The ONS observed that “all three main sectors grew in February 2025: services output increased by 0.3% and was the largest contributor to the monthly growth in GDP, production output rose by 1.5%, and construction output increased by 0.4%”. Looking at a longer period, real GDP is estimated to have grown by 0.6% in the three months to February 2025. The ONS noted that this was “mainly because of growth of 0.6% in the services sector. Production sector output also rose in this period, by 0.7%, while construction showed no growth”.

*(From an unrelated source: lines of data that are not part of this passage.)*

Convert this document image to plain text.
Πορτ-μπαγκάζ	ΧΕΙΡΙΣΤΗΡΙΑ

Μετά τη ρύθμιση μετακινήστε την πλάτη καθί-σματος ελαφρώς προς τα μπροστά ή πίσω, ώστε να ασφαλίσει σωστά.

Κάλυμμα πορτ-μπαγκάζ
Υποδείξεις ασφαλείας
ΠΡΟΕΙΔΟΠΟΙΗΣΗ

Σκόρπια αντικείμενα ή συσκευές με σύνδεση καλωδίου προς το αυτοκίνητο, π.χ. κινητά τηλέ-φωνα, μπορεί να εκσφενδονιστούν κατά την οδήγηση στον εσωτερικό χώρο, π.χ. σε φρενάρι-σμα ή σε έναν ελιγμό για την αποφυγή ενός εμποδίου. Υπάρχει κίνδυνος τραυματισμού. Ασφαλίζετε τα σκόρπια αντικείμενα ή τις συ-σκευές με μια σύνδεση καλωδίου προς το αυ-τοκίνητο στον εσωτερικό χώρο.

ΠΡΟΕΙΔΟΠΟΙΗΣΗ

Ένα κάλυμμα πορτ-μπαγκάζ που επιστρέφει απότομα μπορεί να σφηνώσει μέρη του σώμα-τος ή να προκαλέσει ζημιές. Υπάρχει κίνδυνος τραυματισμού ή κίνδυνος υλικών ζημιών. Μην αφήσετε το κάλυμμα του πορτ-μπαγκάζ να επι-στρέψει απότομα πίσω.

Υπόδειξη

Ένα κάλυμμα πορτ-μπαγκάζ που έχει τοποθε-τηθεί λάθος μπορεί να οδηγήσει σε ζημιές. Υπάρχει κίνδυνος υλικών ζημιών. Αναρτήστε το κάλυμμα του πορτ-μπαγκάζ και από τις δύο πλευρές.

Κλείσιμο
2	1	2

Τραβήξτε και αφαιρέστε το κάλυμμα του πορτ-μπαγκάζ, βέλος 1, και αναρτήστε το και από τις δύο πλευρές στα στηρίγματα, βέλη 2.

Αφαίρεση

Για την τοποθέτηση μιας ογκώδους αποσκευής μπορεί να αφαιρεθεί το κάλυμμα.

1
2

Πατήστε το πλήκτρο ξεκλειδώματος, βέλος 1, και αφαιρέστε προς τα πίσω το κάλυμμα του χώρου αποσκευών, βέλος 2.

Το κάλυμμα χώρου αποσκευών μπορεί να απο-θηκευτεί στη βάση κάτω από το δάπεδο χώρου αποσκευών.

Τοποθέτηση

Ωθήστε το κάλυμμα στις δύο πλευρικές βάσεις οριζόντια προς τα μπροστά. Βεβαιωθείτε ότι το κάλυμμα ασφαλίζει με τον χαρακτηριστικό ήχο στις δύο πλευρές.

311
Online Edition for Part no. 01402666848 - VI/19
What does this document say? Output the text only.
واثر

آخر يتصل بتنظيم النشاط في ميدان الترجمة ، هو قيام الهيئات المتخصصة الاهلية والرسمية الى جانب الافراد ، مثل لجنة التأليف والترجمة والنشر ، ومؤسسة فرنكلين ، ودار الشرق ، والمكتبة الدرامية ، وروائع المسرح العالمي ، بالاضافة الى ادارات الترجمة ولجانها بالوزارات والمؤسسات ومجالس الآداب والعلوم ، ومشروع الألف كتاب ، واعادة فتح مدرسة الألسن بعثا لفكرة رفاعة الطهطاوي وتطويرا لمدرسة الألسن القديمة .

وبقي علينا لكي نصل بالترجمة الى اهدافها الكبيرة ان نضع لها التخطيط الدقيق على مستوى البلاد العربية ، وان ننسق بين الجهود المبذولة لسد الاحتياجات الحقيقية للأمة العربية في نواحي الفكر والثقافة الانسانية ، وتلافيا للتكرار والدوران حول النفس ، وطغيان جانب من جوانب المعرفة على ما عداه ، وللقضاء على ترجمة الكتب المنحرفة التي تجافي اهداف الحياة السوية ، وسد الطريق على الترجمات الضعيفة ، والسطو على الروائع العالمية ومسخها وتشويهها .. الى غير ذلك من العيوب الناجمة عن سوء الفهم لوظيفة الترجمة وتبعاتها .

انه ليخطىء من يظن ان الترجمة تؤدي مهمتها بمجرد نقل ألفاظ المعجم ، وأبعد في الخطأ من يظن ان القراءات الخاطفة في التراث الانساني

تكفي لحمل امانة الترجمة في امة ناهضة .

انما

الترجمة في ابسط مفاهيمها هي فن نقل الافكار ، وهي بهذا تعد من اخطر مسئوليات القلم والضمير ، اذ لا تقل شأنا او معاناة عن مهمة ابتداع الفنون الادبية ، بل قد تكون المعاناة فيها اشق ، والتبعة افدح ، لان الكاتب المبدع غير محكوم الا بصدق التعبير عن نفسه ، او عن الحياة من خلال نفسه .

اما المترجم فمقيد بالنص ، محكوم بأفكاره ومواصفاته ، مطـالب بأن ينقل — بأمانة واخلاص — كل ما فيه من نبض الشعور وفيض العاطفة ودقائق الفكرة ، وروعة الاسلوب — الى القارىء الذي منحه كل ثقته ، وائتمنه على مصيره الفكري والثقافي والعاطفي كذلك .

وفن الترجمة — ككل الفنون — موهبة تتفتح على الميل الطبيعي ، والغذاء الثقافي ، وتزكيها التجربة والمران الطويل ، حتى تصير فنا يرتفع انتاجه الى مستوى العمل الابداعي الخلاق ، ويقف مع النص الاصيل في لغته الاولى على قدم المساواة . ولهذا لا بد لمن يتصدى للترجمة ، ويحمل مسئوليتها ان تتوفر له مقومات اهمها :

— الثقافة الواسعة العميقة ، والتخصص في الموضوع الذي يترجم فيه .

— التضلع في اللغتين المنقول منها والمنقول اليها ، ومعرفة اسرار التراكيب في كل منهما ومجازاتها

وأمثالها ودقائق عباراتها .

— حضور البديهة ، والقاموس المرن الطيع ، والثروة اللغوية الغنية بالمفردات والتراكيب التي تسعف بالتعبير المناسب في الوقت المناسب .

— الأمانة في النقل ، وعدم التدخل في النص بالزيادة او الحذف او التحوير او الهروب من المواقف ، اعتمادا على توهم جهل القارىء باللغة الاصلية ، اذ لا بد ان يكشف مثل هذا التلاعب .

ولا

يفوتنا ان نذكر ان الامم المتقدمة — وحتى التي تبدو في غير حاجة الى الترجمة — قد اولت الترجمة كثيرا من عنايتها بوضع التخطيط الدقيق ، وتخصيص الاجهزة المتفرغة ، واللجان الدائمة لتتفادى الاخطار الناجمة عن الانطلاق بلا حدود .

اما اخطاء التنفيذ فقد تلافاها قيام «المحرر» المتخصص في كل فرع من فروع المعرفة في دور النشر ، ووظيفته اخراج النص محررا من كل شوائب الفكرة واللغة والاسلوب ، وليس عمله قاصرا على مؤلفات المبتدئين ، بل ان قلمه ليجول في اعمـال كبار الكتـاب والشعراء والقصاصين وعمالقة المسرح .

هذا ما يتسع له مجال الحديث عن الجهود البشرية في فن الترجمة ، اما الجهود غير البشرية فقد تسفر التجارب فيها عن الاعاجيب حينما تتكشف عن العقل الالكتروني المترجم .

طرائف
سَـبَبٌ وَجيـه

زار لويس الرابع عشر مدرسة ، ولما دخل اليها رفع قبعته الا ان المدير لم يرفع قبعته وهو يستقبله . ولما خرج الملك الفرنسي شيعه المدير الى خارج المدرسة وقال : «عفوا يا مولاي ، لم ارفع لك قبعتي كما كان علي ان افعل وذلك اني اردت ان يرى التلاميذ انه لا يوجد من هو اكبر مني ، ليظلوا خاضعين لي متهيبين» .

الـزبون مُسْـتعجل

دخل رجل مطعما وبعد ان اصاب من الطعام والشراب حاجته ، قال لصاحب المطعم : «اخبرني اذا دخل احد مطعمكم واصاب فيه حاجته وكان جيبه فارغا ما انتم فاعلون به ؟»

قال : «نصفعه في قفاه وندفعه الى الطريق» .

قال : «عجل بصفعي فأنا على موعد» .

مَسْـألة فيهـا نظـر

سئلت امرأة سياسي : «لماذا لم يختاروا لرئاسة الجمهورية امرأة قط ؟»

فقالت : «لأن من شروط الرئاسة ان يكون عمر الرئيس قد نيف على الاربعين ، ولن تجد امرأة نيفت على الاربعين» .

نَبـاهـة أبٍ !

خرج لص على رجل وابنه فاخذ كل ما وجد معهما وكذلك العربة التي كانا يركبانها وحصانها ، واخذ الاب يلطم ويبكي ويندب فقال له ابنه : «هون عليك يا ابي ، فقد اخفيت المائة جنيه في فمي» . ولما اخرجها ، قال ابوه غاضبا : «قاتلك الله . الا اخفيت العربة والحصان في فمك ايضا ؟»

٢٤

UK inflation moderated in March

The ONS also published data on March’s Consumer Price Index (CPI) inflation this month. This showed that CPI inflation slowed to 2.6% in the 12 months to March 2025, down from 2.8% in the 12 months to February (Figure 2).

Figure 2: CPI, goods, services and core annual inflation rates, UK, March 2020 to March 2025  

CPI, goods, services and core annual inflation rates, UK, March 2020 to March 2025

Source: ONS

This drop in inflation was more than expected by most surveyed analysts. Looking at the data in greater detail the ONS observed that the largest downward contribution to inflation “came from recreation and culture, and motor fuels; the largest, partially offsetting, upward contribution came from clothing”.

Beyond the headline inflation figure other inflation measures also slowed. Core CPI (excluding volatile energy, food, alcohol and tobacco prices) inflation slowed to 3.4% over the year to March 2025, down from 3.5% in February. The CPI goods annual rate slowed to 0.6% from 0.8%. While the CPI services annual rate slowed to 4.7% in March down from 5.0% in February. Looking forward UK inflation will see some upward pressure in April due to increases in various utility bills.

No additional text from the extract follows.